Last week I promised to write a piece on editing or editorship as a job, and here it is.
Here in the Philippines, when we say “editor,” we usually think of a newspaper editor, someone who lords it over the newsroom with a fearsome temper, wielding a pen like a saber. That’s the growly character we also often see in the movies, a 60-something guy who chews out a quivering cub reporter.
Most editors I’ve met are actually quiet, even mousy people who get their work done with a pencil in one hand and a cup of coffee in the other. Their names might not even appear on the books or the materials they edit. What they do is really an art unto itself, but there are no awards given, no National Artists designated, for editing. The editor leaves a ghostly signature behind; you’ll just know that an editor has been there by the effortlessness and the limpid clarity with which you read the prose of a certain piece.
Editors work with writers to polish drafts and to turn them into the best reading fare they could possibly be. The presumption, of course, is that every writer needs an editor — even the best ones; I certainly believe this, and as an author I expect a reputable publisher to have my manuscript gone over by another pair of eyes. Even in this newspaper, I’ve been saved many a time from woeful embarrassment by the alertness of my editors.
Editors review and revise manuscripts for several things: the accuracy of the contents, grammatical correctness, and stylistic felicity. As the intermediary between the author and the reader, the editor has to ensure that the author’s message comes through to the reader as clearly as possible, while retaining as much of the author’s style — his or her particular manner of expression, which can vary greatly from writer to writer.
Editors can employ any one of several levels or degrees of editing, as the job at hand or the terms of engagement may require: heavy, moderate, and light. Heavy editing means not even dealing with the text line by line or sentence by sentence, but by paragraphs and pages, thoroughly rewriting whole sections if clarity so demands. Moderate editing takes place at the sentence level — rewording this and that, putting this clause before that one, smoothing transitions and strengthening connections between paragraphs and topic shifts, making sure that the punctuation is perfect, and so on. Light editing might be little more than proofreading — checking for typos and misspellings, supplying missing apostrophes, questioning and resolving a word choice here and there, italicizing book titles, etc.
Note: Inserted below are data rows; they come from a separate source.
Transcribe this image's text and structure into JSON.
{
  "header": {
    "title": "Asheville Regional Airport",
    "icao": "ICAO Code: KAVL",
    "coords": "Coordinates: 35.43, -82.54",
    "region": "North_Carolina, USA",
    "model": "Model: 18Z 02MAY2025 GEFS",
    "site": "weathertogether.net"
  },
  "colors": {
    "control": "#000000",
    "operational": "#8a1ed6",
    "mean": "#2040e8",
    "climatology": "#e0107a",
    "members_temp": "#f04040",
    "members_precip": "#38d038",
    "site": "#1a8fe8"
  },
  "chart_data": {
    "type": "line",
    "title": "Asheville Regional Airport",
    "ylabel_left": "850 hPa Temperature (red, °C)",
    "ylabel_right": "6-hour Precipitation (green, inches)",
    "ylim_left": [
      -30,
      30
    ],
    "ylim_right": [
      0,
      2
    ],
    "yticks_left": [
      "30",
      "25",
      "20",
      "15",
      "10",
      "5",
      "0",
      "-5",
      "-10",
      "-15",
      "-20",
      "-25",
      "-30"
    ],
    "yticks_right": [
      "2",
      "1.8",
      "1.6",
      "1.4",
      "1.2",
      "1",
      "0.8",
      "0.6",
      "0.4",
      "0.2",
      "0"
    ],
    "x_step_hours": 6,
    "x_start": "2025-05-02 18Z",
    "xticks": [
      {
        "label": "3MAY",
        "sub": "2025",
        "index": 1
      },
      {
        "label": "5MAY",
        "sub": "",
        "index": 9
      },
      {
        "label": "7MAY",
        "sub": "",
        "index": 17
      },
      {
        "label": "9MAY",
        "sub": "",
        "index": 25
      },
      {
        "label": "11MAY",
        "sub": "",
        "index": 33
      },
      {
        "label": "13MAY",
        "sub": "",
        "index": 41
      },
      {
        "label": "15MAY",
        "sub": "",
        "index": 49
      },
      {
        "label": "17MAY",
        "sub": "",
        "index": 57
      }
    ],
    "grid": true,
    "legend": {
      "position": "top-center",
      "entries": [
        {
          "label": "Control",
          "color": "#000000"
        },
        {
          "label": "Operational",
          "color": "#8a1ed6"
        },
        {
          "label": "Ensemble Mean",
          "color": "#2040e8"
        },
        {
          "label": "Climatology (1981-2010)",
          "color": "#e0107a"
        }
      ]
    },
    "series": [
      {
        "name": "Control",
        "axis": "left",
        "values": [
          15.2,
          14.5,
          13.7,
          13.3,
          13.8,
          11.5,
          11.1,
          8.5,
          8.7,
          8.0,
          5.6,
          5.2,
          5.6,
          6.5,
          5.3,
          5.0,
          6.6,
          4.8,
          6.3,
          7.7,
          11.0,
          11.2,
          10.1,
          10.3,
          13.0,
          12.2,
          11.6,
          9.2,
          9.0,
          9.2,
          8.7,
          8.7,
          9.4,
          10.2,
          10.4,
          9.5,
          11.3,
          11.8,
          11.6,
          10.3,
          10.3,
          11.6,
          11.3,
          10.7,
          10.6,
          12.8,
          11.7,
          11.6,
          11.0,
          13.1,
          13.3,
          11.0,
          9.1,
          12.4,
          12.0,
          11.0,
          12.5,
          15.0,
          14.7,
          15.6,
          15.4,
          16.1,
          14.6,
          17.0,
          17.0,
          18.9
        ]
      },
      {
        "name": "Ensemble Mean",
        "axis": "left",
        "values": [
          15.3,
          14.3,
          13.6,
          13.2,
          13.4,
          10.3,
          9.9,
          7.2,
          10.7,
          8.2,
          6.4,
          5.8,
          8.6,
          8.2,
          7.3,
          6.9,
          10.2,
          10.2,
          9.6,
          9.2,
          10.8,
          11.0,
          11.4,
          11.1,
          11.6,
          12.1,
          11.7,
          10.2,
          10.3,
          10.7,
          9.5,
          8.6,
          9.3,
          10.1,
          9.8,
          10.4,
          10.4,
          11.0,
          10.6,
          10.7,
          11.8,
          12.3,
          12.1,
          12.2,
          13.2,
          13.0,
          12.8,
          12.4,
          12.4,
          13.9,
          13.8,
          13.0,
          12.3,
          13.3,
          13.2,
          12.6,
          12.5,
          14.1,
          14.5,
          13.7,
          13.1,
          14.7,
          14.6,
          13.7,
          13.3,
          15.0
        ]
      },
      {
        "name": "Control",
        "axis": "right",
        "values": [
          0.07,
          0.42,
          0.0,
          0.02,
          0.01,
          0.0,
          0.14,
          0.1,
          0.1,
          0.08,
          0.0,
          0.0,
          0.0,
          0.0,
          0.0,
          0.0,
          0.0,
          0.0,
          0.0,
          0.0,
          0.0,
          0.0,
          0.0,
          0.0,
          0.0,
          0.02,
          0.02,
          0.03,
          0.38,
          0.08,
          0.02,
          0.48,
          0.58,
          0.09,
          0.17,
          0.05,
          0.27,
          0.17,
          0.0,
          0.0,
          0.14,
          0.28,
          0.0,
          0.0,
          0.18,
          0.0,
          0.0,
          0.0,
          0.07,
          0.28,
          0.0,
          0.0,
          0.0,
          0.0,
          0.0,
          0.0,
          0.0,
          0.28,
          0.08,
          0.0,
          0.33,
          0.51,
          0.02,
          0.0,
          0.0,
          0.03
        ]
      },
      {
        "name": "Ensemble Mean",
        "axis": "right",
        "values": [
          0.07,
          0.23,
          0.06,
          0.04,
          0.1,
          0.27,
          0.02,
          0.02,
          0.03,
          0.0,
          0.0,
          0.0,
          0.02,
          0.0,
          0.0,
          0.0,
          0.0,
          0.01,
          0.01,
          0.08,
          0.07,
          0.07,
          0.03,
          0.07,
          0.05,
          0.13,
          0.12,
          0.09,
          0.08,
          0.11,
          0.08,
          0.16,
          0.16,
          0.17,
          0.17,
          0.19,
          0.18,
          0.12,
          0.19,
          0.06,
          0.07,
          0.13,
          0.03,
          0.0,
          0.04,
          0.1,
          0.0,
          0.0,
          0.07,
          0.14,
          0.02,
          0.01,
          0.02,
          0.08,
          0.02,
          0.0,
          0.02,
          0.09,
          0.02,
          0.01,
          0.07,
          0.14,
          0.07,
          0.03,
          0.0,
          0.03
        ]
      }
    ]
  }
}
Literary editing is an even more special job than journalistic or technical copyediting, because it involves and requires a finely developed sensitivity to at least two things: what the author intends, and what the reader (or that larger group of potential readers, the market) expects. Creative writing deals in rich and potent ambiguities, and the literary editor must know how to achieve a balance between efficient clarity and nuanced expression.
It’s not the editor’s role to tell the author what or how to write, but a savvy editor will point out potential problems to the author — problems of interpretation, of pitch, of considerations that will sometimes go far beyond the text.
If the author is a creator, the editor is a critic — indeed, the work’s very first critic — who interrogates the text. Depending on the quality of the text, the editing can be more difficult than the writing. And eventually you’re dealing not only with the text, but with the author, who can be even more intransigent than his or her hopelessly garbled copy. Many authors — especially Filipino authors, who have had little or no previous experience with good editors — think very highly of themselves and their writing prowess, and resist the editor’s ministrations, no matter how positive and helpful they may be.
When I take on an editing job, I make it clear from the outset that while I will do everything I can to be sensitive to the client’s wants and temperament, I will literally have the final word as far as grammar and style are concerned. (I often choose to become an editor when I don’t have the time or the inclination to write the text myself; I advise prospective clients that they’ll save some time and money by getting a junior writer to prepare the draft, then getting me on board as an editor to do the final styling.) I ask people to trust me with what I’ve been trained to do, the same way I trust my editors with my copy.
In editorial mode, I’ve sometimes asked clients if they really want to come out with something they said that, in my best judgment, they might later regret, or might cause them unnecessary trouble. Sometimes people use books to settle old scores, and while there’s nothing intrinsically wrong with candor — and every truth or even half-truth contributes to historical discourse — I have to keep the client’s strategic interests in mind, and at least advise him or her of the possible pitfalls ahead. An editor can choose to play the independent and even adversarial critic, and every job needs a bit of that; but you can be sympathetic without being easy, or hard without being harsh, and I’ve found that that’s the best and fastest way to get solid work done, with a minimum of fuss and without leaving a bloody trail of crushed egos.
What do you need to become a good editor? Many editors begin and may still work on the side as writers, but paradoxically, some if not many editors may not be good writers — especially creative writers — at all. But at the very least, you need a near-impeccable command of the language, a sharp eye for detail, self-assurance, guts, and the desire and the drive to shape language to perfection.